Repealing Obamacare would boost economic growth by an average of 0.7 percent after several years, according to an analysis by the Congressional Budget Office released on Friday.

"CBO has determined what many in Congress have known all along," Republican Senate Budget Committee Chairman Mike Enzi of Wyoming said in a statement. "This law acts as an anchor on our economy by dragging down employment and reducing labor force participation.

Repeal would make the economy grow faster in the budget office's projections mostly because of the removal provisions of the law that reduce the supply of labor.

CBO estimated that repeal would not boost growth immediately. Then economic output would be boosted by 0.1 percent in 2017, rising to about 0.6 percent in 2020.

From 2021-2025, gross domestic product would be on average 0.7 percent greater. Based on the budget office's most recent economic projections, that amounts to between $100 billion and $200 billion in today's dollars.

That effect is mostly driven by the fact that with Obamacare in place, some people face incentives to work less because they might lose subsidies or credits if their earnings rise. Removing those incentives leads to more hours worked and more jobs.

A smaller factor is that repealing some of Obamacare's taxes would cause businesses to invest and grow more.
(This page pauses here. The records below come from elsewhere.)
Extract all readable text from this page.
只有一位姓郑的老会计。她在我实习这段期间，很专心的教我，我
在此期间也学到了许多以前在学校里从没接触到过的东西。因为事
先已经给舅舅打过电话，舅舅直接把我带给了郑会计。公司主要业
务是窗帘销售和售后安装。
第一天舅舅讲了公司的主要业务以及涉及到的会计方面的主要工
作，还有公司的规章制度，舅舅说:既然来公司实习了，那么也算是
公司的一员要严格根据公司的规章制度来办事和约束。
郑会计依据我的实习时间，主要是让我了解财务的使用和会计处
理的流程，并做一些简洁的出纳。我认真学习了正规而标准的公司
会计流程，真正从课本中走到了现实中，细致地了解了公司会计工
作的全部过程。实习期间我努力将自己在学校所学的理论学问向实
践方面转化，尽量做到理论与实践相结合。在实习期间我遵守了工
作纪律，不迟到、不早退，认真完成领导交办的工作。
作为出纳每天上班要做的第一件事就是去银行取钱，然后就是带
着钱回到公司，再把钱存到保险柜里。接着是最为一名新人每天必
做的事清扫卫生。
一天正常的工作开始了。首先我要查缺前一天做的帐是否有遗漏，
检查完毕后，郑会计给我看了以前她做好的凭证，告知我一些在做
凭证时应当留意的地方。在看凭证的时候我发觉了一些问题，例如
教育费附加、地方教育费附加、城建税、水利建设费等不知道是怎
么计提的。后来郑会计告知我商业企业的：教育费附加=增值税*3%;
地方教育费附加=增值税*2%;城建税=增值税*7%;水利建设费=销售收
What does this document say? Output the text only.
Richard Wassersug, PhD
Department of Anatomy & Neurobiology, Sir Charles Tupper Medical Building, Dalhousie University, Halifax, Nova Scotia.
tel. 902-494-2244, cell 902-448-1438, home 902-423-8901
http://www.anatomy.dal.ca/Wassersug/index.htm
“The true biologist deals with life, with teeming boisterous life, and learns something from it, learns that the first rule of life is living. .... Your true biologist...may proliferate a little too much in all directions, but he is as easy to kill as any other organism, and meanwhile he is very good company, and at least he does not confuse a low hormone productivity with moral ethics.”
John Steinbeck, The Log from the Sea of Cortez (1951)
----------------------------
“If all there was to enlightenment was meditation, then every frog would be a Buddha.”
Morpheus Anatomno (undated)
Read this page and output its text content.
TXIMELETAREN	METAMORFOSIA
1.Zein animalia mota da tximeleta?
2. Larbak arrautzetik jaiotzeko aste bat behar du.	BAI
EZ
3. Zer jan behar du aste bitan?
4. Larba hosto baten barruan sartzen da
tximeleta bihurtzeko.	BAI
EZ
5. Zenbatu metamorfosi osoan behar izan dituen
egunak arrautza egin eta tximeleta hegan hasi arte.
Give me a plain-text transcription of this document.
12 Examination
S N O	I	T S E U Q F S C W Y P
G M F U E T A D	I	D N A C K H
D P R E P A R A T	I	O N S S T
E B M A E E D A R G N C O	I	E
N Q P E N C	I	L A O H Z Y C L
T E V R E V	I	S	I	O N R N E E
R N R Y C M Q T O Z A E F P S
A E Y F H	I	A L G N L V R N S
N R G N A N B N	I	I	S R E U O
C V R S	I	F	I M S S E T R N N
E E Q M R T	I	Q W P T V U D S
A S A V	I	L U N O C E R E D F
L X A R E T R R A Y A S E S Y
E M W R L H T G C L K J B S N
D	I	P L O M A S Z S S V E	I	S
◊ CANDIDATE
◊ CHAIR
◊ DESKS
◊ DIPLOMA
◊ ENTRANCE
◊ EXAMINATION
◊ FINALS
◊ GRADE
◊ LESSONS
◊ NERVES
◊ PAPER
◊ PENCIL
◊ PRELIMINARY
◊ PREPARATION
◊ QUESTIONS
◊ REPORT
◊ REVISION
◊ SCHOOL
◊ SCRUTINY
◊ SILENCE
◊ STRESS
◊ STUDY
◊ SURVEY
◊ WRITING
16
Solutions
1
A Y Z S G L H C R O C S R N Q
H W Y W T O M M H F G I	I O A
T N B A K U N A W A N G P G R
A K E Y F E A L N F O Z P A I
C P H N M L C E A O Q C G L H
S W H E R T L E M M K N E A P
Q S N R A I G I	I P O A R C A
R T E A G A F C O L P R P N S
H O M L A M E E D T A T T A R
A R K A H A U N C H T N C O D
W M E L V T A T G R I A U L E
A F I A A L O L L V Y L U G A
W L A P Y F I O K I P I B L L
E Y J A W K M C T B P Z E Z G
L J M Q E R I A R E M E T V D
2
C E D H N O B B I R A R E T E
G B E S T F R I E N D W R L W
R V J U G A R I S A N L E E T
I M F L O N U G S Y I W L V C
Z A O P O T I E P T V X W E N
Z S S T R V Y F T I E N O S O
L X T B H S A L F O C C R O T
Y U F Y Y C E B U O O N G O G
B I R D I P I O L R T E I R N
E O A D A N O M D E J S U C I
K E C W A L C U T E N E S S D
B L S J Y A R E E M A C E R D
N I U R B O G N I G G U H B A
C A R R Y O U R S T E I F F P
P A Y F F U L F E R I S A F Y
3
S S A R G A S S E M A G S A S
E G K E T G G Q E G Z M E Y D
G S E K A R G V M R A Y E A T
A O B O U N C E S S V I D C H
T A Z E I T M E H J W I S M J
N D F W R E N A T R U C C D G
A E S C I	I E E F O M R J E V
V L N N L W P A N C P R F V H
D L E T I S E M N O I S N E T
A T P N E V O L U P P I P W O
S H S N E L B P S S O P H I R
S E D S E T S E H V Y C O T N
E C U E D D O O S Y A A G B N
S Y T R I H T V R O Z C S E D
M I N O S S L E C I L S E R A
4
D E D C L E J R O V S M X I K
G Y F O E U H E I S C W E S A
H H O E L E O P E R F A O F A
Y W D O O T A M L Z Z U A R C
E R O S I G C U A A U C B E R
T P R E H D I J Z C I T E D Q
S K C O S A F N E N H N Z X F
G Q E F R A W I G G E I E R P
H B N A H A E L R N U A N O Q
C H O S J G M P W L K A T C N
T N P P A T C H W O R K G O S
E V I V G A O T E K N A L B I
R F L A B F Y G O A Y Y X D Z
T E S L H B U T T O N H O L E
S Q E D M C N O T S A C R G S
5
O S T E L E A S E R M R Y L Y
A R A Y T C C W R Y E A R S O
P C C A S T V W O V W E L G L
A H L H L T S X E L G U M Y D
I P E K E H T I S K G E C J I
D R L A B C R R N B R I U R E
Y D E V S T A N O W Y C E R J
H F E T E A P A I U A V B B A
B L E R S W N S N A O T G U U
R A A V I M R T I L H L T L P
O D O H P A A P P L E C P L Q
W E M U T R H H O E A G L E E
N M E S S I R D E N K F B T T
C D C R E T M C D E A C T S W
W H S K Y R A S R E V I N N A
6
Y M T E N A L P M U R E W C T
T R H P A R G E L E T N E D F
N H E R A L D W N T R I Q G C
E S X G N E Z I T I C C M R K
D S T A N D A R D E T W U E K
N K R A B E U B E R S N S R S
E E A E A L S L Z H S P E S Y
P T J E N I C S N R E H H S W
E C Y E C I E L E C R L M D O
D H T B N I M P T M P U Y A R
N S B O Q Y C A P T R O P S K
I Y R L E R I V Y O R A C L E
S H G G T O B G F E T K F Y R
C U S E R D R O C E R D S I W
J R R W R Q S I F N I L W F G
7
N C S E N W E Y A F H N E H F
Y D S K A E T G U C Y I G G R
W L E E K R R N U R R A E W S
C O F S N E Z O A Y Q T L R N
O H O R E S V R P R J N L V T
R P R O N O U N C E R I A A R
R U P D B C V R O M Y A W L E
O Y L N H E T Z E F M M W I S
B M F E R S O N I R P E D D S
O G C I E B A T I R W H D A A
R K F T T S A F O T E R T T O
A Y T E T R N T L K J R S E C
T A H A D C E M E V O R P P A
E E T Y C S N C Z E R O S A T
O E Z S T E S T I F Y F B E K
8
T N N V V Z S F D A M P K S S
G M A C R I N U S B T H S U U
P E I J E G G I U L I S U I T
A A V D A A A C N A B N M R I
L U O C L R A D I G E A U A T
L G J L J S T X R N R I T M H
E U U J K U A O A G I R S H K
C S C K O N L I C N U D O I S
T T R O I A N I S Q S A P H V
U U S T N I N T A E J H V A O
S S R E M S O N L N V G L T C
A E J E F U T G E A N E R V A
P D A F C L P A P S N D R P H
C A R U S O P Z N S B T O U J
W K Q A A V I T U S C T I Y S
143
The added revenues from the faster growth, however, would not be enough to offset the fiscal costs of repeal, the office estimated. Repealing the law would add $137 billion in deficits over 10 years. That sum reflects the $216 billion that would come from faster economic growth in absence of the law. Without taking the added growth into account, repeal would add $353 billion to deficits.

Friday's estimate from the budget office is the first of its kind to attempt to project the costs of repealing the healthcare law while incorporating changes in the overall economy that would result. Such dynamic analyses have been sought by Republicans, who early this year appointed new director Keith Hall to the budget office.

The economic growth result accords with previous analyses conducted by the budget office in past years, before Hall became director. For example, last year the budget office projected that the law would cause a decline of the equivalent of up to 2.5 million jobs because of its changes to workers' incentives.